Look with me in young Josiah's life. Josiah was eight years old when he became king. Eight. Did you catch that? Can you say that with me?

Eight. I like that. And he reigned 31 years in Jerusalem. That would make him 39. Can we say that together?

39. And he did right in the sight of the Lord and walked in the ways of his father David and did not turn aside to the right or to the left. For in the eighth year of his reign, while he was still a youth, can we say 16? He began to seek the God of his father David. And in the 12th year, can we say 20?

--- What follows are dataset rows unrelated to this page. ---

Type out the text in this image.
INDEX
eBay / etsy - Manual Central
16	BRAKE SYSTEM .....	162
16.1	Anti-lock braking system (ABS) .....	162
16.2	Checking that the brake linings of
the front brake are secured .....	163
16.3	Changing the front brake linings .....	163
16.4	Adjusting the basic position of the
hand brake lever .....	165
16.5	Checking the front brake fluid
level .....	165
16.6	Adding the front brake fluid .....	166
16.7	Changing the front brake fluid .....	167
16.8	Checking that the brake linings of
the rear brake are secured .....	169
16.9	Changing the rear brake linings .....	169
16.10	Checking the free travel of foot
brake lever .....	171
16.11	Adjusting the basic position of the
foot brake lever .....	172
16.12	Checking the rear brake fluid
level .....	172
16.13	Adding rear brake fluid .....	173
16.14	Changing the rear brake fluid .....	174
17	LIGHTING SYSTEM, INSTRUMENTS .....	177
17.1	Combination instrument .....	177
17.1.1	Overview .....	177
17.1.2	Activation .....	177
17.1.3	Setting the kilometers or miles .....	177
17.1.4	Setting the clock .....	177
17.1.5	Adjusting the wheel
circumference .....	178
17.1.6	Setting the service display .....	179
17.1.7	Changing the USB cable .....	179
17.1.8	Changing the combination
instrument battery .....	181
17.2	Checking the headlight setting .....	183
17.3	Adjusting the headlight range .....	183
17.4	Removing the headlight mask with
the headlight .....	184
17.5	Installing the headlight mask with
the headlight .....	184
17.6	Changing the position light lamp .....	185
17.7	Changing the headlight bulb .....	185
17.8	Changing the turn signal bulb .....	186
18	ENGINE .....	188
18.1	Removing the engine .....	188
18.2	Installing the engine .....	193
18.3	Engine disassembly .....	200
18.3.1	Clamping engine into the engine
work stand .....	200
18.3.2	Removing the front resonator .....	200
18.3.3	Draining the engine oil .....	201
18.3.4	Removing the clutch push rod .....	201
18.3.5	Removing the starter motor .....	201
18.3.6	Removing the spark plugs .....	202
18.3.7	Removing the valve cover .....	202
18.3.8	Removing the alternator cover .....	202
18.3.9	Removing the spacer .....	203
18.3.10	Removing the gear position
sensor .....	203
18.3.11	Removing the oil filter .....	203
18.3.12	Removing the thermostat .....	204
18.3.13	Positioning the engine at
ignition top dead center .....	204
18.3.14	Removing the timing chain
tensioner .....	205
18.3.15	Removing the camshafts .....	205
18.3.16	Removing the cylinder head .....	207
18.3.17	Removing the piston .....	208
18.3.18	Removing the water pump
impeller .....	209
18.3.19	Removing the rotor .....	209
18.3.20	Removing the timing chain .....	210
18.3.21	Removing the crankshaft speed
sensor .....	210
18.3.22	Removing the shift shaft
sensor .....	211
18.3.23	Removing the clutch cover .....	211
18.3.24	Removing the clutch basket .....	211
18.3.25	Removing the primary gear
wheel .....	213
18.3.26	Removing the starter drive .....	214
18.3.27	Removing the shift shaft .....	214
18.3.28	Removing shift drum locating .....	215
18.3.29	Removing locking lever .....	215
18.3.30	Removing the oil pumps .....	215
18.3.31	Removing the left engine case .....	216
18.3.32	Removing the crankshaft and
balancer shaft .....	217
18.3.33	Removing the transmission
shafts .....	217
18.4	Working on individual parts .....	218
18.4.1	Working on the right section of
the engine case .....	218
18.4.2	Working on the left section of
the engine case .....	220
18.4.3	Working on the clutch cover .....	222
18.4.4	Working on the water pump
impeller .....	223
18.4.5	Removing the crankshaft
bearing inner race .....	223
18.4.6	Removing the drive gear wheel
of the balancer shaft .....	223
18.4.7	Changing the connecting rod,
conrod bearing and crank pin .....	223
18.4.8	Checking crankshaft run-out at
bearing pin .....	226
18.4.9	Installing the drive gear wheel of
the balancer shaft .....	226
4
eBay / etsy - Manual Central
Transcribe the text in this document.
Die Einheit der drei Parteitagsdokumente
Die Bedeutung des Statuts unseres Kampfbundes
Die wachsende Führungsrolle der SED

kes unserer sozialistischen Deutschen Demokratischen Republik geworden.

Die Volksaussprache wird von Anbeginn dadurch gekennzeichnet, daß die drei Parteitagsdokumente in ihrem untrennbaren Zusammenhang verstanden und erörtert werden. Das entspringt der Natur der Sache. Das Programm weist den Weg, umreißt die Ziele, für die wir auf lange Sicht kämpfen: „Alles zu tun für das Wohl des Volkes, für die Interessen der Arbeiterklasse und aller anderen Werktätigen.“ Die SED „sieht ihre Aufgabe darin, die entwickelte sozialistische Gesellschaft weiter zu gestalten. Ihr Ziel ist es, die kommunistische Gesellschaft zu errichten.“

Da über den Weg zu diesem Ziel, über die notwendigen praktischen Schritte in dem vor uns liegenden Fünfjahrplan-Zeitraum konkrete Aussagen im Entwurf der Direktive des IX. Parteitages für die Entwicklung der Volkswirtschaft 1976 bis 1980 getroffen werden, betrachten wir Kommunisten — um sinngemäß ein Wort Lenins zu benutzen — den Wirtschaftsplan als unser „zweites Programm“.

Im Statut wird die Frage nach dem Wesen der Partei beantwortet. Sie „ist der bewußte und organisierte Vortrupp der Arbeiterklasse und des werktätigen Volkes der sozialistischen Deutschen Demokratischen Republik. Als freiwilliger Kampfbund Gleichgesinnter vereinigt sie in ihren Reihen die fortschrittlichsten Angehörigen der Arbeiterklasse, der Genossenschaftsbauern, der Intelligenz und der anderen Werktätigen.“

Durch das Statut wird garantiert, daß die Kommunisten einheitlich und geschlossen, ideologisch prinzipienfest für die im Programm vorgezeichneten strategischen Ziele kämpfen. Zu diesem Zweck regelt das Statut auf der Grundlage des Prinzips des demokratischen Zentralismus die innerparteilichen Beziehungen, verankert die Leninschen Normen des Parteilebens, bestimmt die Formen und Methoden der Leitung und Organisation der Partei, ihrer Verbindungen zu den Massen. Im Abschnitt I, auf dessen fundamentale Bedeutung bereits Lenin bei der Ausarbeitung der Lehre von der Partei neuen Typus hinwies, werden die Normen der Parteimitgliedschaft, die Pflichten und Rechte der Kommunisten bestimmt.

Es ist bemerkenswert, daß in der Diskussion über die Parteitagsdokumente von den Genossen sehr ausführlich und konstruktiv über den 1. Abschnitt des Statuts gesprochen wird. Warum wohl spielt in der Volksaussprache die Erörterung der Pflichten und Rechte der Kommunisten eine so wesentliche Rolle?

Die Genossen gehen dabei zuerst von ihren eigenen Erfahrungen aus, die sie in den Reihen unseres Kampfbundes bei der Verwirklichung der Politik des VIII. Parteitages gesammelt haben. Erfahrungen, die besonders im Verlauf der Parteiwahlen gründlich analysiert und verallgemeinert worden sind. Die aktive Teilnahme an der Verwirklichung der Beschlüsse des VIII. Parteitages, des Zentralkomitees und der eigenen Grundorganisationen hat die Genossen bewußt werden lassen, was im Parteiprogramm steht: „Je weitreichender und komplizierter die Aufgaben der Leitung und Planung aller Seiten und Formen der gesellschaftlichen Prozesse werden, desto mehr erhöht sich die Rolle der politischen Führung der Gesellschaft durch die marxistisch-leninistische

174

He began to purge Judah and Jerusalem of the high places, the Asherim, the carved images and the molten images. And they tore down the altars of the bales in his presence. And the incense altars that were high above them, he chopped down. Also the ashram, the carved images and the molten images, he broke in pieces and ground to powder and scattered it on the graves of those who had sacrificed to them. Then he burned the bones of the priest on their altars and purged Judah and Jerusalem.

Amen. Hallelujah. Praise the Lord. Several truths that I want us to understand tonight from the life of Josiah. Several lessons from the life of young Josiah.

The first lesson is this, God often calls and uses the very young. Look at the text. Josiah was eight years old when he became king. Now, oftentimes, it just amazes me how we just let go of the sovereignty of God when we read something like this. I mean, it's all of a sudden we read this and we think, what must have happened in heaven is that the angels must have come to God and said, oh my, you.

The king is dead in Josiah. He just ate. What are you going to do? That's not what happened. I don't believe that at all.

Yeah, I always tell folks, I think this is how it happened. I believe God called the angels around. He said, hey, come here, watch this. Three, two, one, you're dead, you're the king. I believe Josiah became the king at eight years old because the sovereign God of the universe intended for Josiah to become the king when he was eight years old.

God was not surprised by it. And we shouldn't be surprised by it either. God has a pattern. He has a track record of calling and using people who were very young. Or do we not remember that Joseph, when he started his journey from the pit to the palace, was only about 16 years old?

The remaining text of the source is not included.